Pit 505. The upper part of the pit was destroyed by the mechanical trenching. The lower part of the pit (diam. 2 m, preserved depth 0.3 m) was found filled with dark gray anthropogenic earth that contained ceramics and flints.
Pit 506. The pit (Figs. 2, 3) consists of an oval, vertical shaft (diam. 1.5 m, depth 0.75 m) and a bell-shaped chamber (max. diam. 1.65 m) below it. A rounded opening connected the shaft with the chamber. A few steps were cut in the shaft’s wall to facilitate the descent into the pit and the ascent from it. The pit was found filled with gray anthropogenic debris. The earth from the lower part of the pit was entirety sieved through a 2 mm mesh, revealing numerous pottery sherds, as well as flints, shells, bones and seeds, which included olive stones, grape pips and cereals. A single sample of an olive stone sent to 14C dating has revealed a calibrated (95.4%) date of 3645–3520 BCE (early EB I period).
Pottery and Groundstone Vessels. A small amount of ceramic sherds was revealed in the lower part of both pits 505 and 506, dating from the early phase of the EB I. The finds are identical to those found in previous excavations at Ashqelon, Areas E, G and N (Braun and Gophna 2004; Golani 2004; Golani 2014; Golani and Paran 2014). The diagnostic potsherds were all handmade of brown and brown-orange clay, with numerous small- and medium-sized inclusions, and were poorly fired. The pottery finds include V-shaped bowls (Fig. 4:1–10), some bearing a red wash and burnish on the inside and outside (Fig. 4:3, 4, 7); simple bowls with slightly incurving walls (Fig. 4:11, 12); bowls(?) with a string-cut base (Fig. 4:13); bowls with an impressed thumb decoration on their rims (Fig. 4:14); simple holemouth-jar rims (Fig. 4:15, 16), including holemouths with sculpted rims (Fig. 4:17, 18); simple jars with sloping upright rims (Fig. 4:19) and more flaring jar rims (Fig. 4:20); flat bases (Fig. 4:21, 22), which characterized most of the vessels, hence it is impossible to determine to which type of vessel they belong; cornet bases (Figs. 4:23, 24); thumb-impressed ledge handles (Fig. 4:25, 26); and a perforated body sherd (Fig. 4:27). A small number of groundstone objects include a fragment of a polished limestone palette (Fig. 4:28) and a polished limestone pebble bearing the remains of an incised design (Fig. 4:29).
Flint Artifacts
Maya Oron
The excavation revealed 27 flint artifacts, mainly from Pit 506, the contents of which were sieved through a 0.5 cm mesh; many of the artifacts are burnt and fragmented. The assemblage includes several debitage items (N=8), mostly blades and bladelets. Tools comprise half of the assemblage (N=13), including seven Canaanean sickle blade segments (Fig. 5:1, 2), which are typical of EB assemblages (Rosen 1997:106–108), and several retouched blades and bladelets. Of special interest are two blades (Fig. 5:3, 4) made of non-local, purple and striped raw material. One of them (Fig. 5:3) is retouched and may be identified as an Egyptian twisted blade. Such items and other Egyptian types have been found in late EB I contexts, indicating that both local and Egyptian knapping traditions were used during this period (Rosen 1988; Gophna and Friedmann 1993; Marder, Braun and Milevski 1995). However, the non-local raw material and the small number of items may indicate that these two blades are Egyptian imports. As such, they may comprise some of the earliest Egyptian flint tools found so far.

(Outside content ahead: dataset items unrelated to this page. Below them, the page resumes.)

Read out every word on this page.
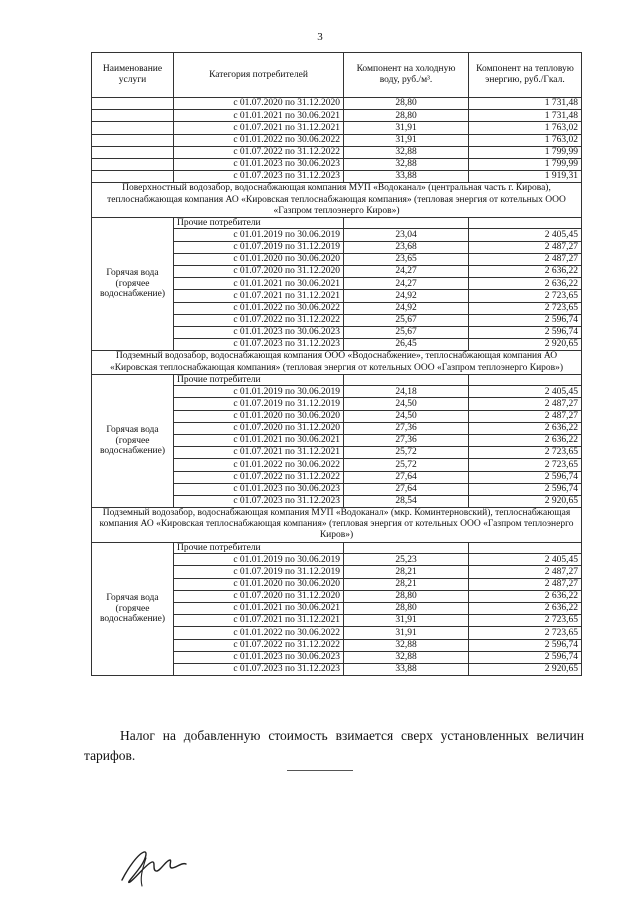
3
Наименование услуги	Категория потребителей	Компонент на холодную воду, руб./м³.	Компонент на тепловую энергию, руб./Гкал.
	с 01.07.2020 по 31.12.2020	28,80	1 731,48
	с 01.01.2021 по 30.06.2021	28,80	1 731,48
	с 01.07.2021 по 31.12.2021	31,91	1 763,02
	с 01.01.2022 по 30.06.2022	31,91	1 763,02
	с 01.07.2022 по 31.12.2022	32,88	1 799,99
	с 01.01.2023 по 30.06.2023	32,88	1 799,99
	с 01.07.2023 по 31.12.2023	33,88	1 919,31
Поверхностный водозабор, водоснабжающая компания МУП «Водоканал» (центральная часть г. Кирова), теплоснабжающая компания АО «Кировская теплоснабжающая компания» (тепловая энергия от котельных ООО «Газпром теплоэнерго Киров»)			
Горячая вода (горячее водоснабжение)	Прочие потребители		
	с 01.01.2019 по 30.06.2019	23,04	2 405,45
	с 01.07.2019 по 31.12.2019	23,68	2 487,27
	с 01.01.2020 по 30.06.2020	23,65	2 487,27
	с 01.07.2020 по 31.12.2020	24,27	2 636,22
	с 01.01.2021 по 30.06.2021	24,27	2 636,22
	с 01.07.2021 по 31.12.2021	24,92	2 723,65
	с 01.01.2022 по 30.06.2022	24,92	2 723,65
	с 01.07.2022 по 31.12.2022	25,67	2 596,74
	с 01.01.2023 по 30.06.2023	25,67	2 596,74
	с 01.07.2023 по 31.12.2023	26,45	2 920,65
Подземный водозабор, водоснабжающая компания ООО «Водоснабжение», теплоснабжающая компания АО «Кировская теплоснабжающая компания» (тепловая энергия от котельных ООО «Газпром теплоэнерго Киров»)			
Горячая вода (горячее водоснабжение)	Прочие потребители		
	с 01.01.2019 по 30.06.2019	24,18	2 405,45
	с 01.07.2019 по 31.12.2019	24,50	2 487,27
	с 01.01.2020 по 30.06.2020	24,50	2 487,27
	с 01.07.2020 по 31.12.2020	27,36	2 636,22
	с 01.01.2021 по 30.06.2021	27,36	2 636,22
	с 01.07.2021 по 31.12.2021	25,72	2 723,65
	с 01.01.2022 по 30.06.2022	25,72	2 723,65
	с 01.07.2022 по 31.12.2022	27,64	2 596,74
	с 01.01.2023 по 30.06.2023	27,64	2 596,74
	с 01.07.2023 по 31.12.2023	28,54	2 920,65
Подземный водозабор, водоснабжающая компания МУП «Водоканал» (мкр. Коминтерновский), теплоснабжающая компания АО «Кировская теплоснабжающая компания» (тепловая энергия от котельных ООО «Газпром теплоэнерго Киров»)			
Горячая вода (горячее водоснабжение)	Прочие потребители		
	с 01.01.2019 по 30.06.2019	25,23	2 405,45
	с 01.07.2019 по 31.12.2019	28,21	2 487,27
	с 01.01.2020 по 30.06.2020	28,21	2 487,27
	с 01.07.2020 по 31.12.2020	28,80	2 636,22
	с 01.01.2021 по 30.06.2021	28,80	2 636,22
	с 01.07.2021 по 31.12.2021	31,91	2 723,65
	с 01.01.2022 по 30.06.2022	31,91	2 723,65
	с 01.07.2022 по 31.12.2022	32,88	2 596,74
	с 01.01.2023 по 30.06.2023	32,88	2 596,74
	с 01.07.2023 по 31.12.2023	33,88	2 920,65
Налог на добавленную стоимость взимается сверх установленных величин тарифов.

The two pits revealed in the excavation were probably intended, like the pits discovered in the area in 1994, to serve for storage, and were only later used for waste disposal. Thus, it seems that the current excavation is a direct continuation of the previous one in the area. The 14C date of the olive stone from Pit 506 adds further credence to previous 14C assays from this area (Golani 2004), indicating a date in the first half of the forth millennium BP for the early EB I occupation at the site. The presence of imported Egyptian flint tools is of interest, as its early EB I association predates most of the earliest Egyptian flint tools that are associated with the late EB I.